Des perspectives suisses en 10 langues

La Suisse parle bien plus que quatre langues

Keystone

Allemand et français stables, italien et romanche en régression. Mais la Suisse parle aussi anglais au travail et bien d’autres langues à la maison.

En outre, on note une nette progression du dialecte alémanique dans les écoles, qui ne manque pas d’inquiéter les autorités responsables de l’instruction publique.

La Suisse tend à devenir une vraie Tour de Babel. C’est ce qui ressort de deux études présentées à la presse mardi à Berne sous l’égide de l’Office fédéral de la statistique et basées sur le recensement de la population 2000. La principale a été menée par une équipe de chercheurs des universités de Bâle et de Berne.

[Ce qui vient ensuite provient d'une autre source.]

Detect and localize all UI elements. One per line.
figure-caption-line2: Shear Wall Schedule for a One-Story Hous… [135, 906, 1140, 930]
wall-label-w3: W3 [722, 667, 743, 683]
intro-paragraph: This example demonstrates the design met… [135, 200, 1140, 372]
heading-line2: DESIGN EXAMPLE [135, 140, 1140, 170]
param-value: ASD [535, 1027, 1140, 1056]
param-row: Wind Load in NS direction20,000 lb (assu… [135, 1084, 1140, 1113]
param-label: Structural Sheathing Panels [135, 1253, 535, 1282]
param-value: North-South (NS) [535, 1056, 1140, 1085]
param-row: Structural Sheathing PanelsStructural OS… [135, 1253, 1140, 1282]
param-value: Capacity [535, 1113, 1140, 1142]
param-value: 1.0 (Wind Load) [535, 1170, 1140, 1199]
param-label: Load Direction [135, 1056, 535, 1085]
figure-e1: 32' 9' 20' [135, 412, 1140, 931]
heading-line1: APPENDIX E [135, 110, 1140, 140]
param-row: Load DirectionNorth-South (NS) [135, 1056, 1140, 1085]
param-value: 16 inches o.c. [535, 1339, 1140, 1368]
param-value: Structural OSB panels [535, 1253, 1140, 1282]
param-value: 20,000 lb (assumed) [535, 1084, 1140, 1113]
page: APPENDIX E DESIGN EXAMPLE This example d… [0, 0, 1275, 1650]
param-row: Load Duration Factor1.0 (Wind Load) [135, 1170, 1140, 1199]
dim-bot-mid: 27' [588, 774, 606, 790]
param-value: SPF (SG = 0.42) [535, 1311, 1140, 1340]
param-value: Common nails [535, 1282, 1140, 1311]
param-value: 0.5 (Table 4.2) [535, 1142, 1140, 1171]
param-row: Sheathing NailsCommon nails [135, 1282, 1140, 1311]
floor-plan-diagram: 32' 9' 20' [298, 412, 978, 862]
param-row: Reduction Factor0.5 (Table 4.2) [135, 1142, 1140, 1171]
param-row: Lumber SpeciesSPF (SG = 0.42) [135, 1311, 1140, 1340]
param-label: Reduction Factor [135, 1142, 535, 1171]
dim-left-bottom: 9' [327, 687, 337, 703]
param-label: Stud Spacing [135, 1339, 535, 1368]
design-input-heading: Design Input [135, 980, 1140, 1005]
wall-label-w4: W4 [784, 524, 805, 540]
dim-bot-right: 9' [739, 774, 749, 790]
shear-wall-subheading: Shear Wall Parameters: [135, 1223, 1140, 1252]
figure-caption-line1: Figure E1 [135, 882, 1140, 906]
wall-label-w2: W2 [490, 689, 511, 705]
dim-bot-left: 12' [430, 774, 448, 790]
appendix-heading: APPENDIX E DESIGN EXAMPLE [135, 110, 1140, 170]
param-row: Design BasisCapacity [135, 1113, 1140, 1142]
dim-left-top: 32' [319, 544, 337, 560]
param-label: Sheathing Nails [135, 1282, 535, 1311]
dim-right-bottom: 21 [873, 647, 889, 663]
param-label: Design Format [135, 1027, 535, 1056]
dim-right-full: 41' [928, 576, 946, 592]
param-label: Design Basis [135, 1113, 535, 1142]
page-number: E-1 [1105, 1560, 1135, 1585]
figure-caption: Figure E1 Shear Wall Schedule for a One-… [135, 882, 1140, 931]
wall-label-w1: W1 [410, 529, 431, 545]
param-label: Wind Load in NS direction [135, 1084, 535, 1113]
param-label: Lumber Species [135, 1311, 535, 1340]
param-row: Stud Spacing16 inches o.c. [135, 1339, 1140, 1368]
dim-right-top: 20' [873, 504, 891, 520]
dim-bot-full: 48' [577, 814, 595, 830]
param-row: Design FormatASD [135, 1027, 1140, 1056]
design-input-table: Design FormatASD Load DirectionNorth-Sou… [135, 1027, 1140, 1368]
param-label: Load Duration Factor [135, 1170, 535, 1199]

La part des langues majoritaires a légèrement augmenté de 1990 à 2000, l’allemand atteignant 63,7% (+0,1%) et le français 20,4% (+1,2%). Cette augmentation est surtout due à l’adoption de ces langues par les étrangers, grâce à l’intégration scolaire. Si l’on ne considère que la population de nationalité suisse, le français est stable mais l’allemand a légèrement reculé.

Les étrangers se mettent plus volontiers au français


Près des deux tiers des étrangers déclarent une langue nationale comme langue principale (+16,7%). Parmi les immigrés de la 2e génération originaires de pays d’autres langues, l’intégration est plus forte en Suisse romande (80% de francophones) qu’au Tessin (67% d’italophones) et en Suisse alémanique (60% de germanophones).

Ces différences entre régions s’expliquent par la parenté linguistique: les étrangers ayant une langue maternelle latine adoptent plus facilement le français ou l’italien que l’allemand. Quant à l’intégration des personnes d’une autre langue nationale, le Tessin la réussit encore mieux que la Suisse romande.

A la maison, on parle toutes les langues


A la maison, les langues parlées sont toujours plus nombreuses. L’usage des langues étrangères est passé de 13 à 16,6% de la population. Le serbo-croate et l’albanais ont dépassé le portugais et l’espagnol.

Alors que les Suisses sont très souvent monolingues, la plupart des étrangers maîtrisent, dès la première génération, la langue locale en plus de leur langue d’origine. Mais leurs compétences linguistiques sont mal exploitées dans le monde professionnel, ont relevé les chercheurs.

L’anglais au travail


Au travail, l’usage de l’anglais a passé de 15,9 à 21,7% de la population. Cette progression ne se fait toutefois pas au détriment de la langue locale, dont l’utilisation a aussi un peu augmenté. L’anglais a dépassé le français en Suisse alémanique et l’allemand en Suisse romande. Le plurilinguisme au travail est moins marqué dans cette dernière région.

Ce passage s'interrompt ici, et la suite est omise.